We built a lot of our AI strategy in the back of four companies—Nvidia, Microsoft, Amazon, Google—and they're all global companies. This is not a U.S.-only play. But a lot of use cases start off in U.S. companies with us and our closest partners in the United States, and then can play out globally with what I call NATO-friendly G10 countries: the U.K., Germany, France, Japan, Australia, Canada, India, Netherlands, and over time other places. We think there's a tremendous opportunity to take the same playbook to many of those G10 friendly countries. …
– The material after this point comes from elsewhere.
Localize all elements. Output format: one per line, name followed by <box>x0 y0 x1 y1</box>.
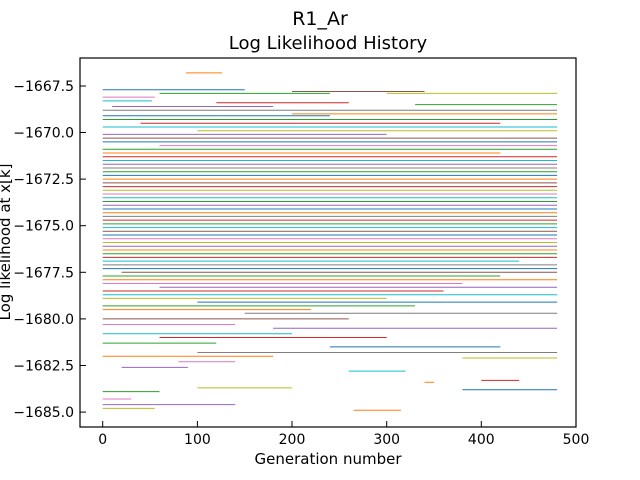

We are channel-first. Today, we’re 100 percent through the channel, and we’ll continue that. But the way we think about our ecosystem is the following. There’s a set of tech partners, hardware partners, companies like Dell, HPE, Cisco, IBM, and others. They’re all important. Many of them have invested in us. And then there are tech and service partners in the cloud: Amazon, Microsoft Azure, Google, Oracle. Maybe someday we’ll get to the China companies, but those are the top four. We’ve got the private cloud that I think will increasingly be VMware, Nutanix, [Red Hat] OpenShift Virtualization. And then there’s a set of security players [including] Microsoft, Palo Alto, CrowdStrike, Zscaler, Okta, Tenable. These are all very strong partners of ours. We've created the Data Security Alliance. Gartner recognized us for doing that the best of anybody. Now many of our competitors are copying that playbook, but we were the first to do this.
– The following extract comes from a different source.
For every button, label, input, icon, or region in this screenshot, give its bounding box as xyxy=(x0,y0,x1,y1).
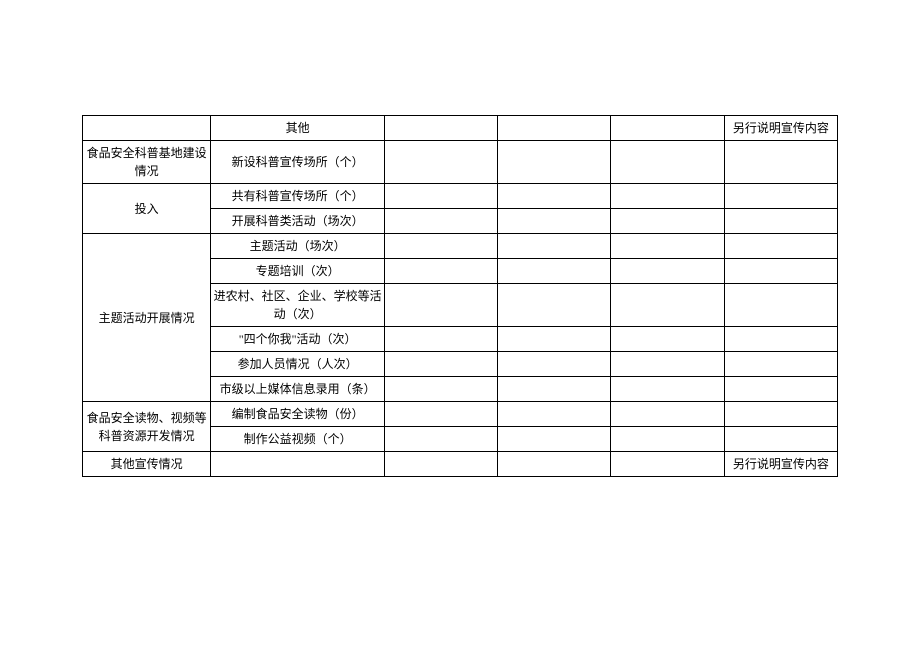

And then you get to the VARs, the systems integrators, the distributors and so on. That entire ecosystem is very much replicable [elsewhere]. It's not very different. It might be a different set of players, but Palo Alto plays there, Amazon plays there, Azure plays there. So we tend to bake the playbook here and then take it on the road to the G10 friendly countries. And if you are playing those countries, expect us to partner with you there. … Many of the global players are also very strong players there. Every one of my teams in the regions has to have a partner-friendly strategy for how they operate in that country for them to be an effective leader. By the way, it's not different from how I ran things at VMware. It’s the same principle. We were successful at VMware because we built our business on the backs of many of you. And that's what we're going to do again with Cohesity.
As you start talking with partners about Gaia, what is your assessment of the level of channel readiness for selling AI?
As I said earlier, be aware of AI washing. I think there are very tangible use cases for AI [and] there is a need for many of these AI models in certain vertical industries. I find Nvidia’s approach is very refreshing because they're taking a vertical industry approach to AI. And as a result of that, the infrastructure the channel sells, whether it's an HPE server or in the cloud, all work very well. I would encourage partners to really think through these use cases, and don't ‘AI wash’ your capabilities. Go look at a use case that is tangible. Test it with customers. It took us a long time to perfect the first use case for Gaia, and now we're starting to see some resonance. That is probably the most important advice I'd give to all of you.